Development history of waterproof and breathable membrane
In the 1950s, German architects found that the self-adhesive and airtight characteristics of asphalt waterproofing membrane and coating waterproofing materials led to the residual water in the concrete structure being enclosed in the structure, and the water vapor in the concrete structure could not be released, which led to the breeding of mold on the roof and wall, and the indoor air quality and human health were seriously threatened. Therefore, the German construction industry began to use the roof cushion with air permeability to replace the self-adhesive coiled material and film waterproof. This air permeability cushion is laid on the roof base layer, so that the water vapor of the cast-in-situ concrete roof panel can be quickly discharged, thus avoiding the breeding of mold.
Under the historical background at that time, people did not know enough about building energy conservation. In the 1970s, with the outbreak of the world energy crisis, European and American countries paid more and more attention to building energy conservation. Energy experts found that although this breathable cushion can discharge the water vapor of the cast-in-place concrete roof and effectively solve the problems of moisture-proof and mold, a large amount of water vapor is discharged to the insulation layer, and the thermal performance of the insulation material is restricted. The water vapor causes the insulation layer and structure to be damp and damaged.
In the middle of the 20th century, Professor Rowley of the University of Minnesota in the United States found that the condensation of water vapor in the exterior walls and roofs of buildings would seriously affect the performance of building insulation materials and the durability of building envelope, leading to the breeding of mold. The main cause of dampness is the liquid phase water and vapor phase water infiltrated into the interior of the enclosure by the air outside the building. Since then, some buildings in the United States have begun to use waterproof membrane, which is laid outside the insulation layer as a building covering system to strengthen the air tightness and water tightness of the building.

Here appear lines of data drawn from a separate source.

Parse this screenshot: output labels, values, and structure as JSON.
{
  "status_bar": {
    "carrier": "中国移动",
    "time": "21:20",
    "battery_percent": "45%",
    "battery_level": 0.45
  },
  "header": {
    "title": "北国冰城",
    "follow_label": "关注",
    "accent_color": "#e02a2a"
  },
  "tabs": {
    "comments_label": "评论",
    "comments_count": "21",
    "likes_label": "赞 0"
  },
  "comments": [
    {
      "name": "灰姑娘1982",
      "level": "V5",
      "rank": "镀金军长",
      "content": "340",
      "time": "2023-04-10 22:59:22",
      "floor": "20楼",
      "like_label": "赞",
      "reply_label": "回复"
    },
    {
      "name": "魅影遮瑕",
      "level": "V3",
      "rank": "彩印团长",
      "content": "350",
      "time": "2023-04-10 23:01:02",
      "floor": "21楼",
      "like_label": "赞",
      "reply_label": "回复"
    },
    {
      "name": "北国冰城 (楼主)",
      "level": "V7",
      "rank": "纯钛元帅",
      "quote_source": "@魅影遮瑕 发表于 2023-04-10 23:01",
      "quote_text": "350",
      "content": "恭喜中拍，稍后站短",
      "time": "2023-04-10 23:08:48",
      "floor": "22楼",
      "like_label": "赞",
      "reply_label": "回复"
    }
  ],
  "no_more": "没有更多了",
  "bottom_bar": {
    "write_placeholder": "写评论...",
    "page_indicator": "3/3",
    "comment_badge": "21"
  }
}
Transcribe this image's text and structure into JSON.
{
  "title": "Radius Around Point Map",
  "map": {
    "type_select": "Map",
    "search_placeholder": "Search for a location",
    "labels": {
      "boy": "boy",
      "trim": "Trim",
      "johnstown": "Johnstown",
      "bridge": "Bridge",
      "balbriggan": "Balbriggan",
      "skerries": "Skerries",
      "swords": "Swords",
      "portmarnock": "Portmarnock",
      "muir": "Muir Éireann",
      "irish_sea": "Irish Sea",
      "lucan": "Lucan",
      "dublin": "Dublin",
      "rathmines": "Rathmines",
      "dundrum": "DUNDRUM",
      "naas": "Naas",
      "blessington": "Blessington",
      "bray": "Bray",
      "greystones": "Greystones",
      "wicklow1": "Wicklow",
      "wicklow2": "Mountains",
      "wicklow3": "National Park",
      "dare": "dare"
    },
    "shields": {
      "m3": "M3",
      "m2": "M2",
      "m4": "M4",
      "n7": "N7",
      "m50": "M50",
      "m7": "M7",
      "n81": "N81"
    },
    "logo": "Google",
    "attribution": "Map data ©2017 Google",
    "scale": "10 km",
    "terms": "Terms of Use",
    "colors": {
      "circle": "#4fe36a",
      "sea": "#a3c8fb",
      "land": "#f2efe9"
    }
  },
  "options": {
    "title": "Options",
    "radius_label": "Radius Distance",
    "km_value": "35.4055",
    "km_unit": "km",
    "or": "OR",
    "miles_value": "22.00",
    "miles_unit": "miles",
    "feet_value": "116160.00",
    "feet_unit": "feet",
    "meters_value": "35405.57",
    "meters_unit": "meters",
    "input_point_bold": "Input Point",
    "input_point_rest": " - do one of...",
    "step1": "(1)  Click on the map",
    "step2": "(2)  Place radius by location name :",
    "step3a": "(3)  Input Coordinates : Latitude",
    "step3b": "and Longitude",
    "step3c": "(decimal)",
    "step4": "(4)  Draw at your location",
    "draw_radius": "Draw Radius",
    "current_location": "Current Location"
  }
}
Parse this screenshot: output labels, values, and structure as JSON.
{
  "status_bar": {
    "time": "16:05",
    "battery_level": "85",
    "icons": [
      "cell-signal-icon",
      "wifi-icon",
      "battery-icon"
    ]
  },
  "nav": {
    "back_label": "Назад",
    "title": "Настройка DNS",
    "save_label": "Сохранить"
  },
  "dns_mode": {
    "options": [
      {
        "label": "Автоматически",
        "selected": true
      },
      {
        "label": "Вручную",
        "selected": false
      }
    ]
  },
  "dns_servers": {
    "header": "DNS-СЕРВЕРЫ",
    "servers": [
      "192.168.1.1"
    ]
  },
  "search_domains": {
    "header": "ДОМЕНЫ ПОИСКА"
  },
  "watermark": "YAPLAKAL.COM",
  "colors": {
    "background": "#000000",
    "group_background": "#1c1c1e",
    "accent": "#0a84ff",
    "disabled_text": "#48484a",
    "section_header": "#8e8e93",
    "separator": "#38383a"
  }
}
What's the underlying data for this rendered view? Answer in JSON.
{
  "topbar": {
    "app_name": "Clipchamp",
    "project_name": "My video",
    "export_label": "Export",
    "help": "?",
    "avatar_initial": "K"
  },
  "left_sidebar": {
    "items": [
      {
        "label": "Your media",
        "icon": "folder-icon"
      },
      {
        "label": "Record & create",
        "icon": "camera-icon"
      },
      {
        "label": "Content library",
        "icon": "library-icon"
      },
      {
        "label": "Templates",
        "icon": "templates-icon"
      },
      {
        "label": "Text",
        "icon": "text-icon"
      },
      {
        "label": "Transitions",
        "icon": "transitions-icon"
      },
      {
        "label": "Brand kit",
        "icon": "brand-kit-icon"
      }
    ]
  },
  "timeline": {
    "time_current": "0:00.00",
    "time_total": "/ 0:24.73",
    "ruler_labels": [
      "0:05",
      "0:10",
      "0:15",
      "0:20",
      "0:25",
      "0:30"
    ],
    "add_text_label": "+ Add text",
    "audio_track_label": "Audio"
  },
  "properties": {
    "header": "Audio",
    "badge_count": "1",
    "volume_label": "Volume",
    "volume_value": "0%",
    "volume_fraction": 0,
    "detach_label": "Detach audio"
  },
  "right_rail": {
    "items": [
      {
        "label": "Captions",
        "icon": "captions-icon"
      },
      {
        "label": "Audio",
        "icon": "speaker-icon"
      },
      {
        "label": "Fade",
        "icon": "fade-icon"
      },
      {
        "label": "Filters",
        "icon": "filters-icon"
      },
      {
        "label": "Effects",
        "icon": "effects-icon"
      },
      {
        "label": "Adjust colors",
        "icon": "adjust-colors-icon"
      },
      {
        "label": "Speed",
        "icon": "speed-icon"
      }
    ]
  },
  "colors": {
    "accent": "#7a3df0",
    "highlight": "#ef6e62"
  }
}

However, this waterproof membrane is impermeable, and the moisture of the enclosure structure can not be released, which can not completely solve the moisture-proof problem.
After continuous scientific research and practice, experts in the German and American architectural circles have finally found that changing the breathable roof cushion into impermeable coiled material as a vapor barrier layer and laying it on the base layer of the roof, so that the water vapor of the cast-in-situ concrete roof can be discharged to a certain extent, and the speed of water vapor discharge from the concrete roof to the insulation layer can be slowed down; The breathable waterproof membrane is used as the building covering system (hereinafter referred to as waterproof and breathable membrane), which prevents the liquid phase water and vapor phase water from penetrating into the outside of the building, and at the same time, the water vapor of the insulation layer is rapidly discharged. The combined use of the vapor barrier layer and the waterproof and breathable membrane enhances the air tightness and water tightness of the building, solves the problems of moisture and mold, and effectively protects the thermal performance of the enclosure structure, thus truly achieving the purpose of saving energy and effectively discharging the water vapor inside the structure.
At the end of the 1980s, the waterproof and breathable membrane scheme was vigorously promoted in developed countries in Europe and America, and was widely used in residential buildings and public buildings. The waterproof and breathable membrane construction structure was known as "breathing house". The waterproof breathable membrane is laid on the insulation layer to effectively protect the insulation layer. There is no need to pour fine aggregate concrete on the insulation layer. The optimization of the scheme reduces the construction cost. Japan, Malaysia and other countries have also introduced the technology of Germany and the United States, and began to mass produce and apply waterproof and breathable membranes.
In recent years, with the development of building energy conservation in China, new products and technologies have been well applied. In 2006, waterproof and breathable membranes also entered the Chinese market.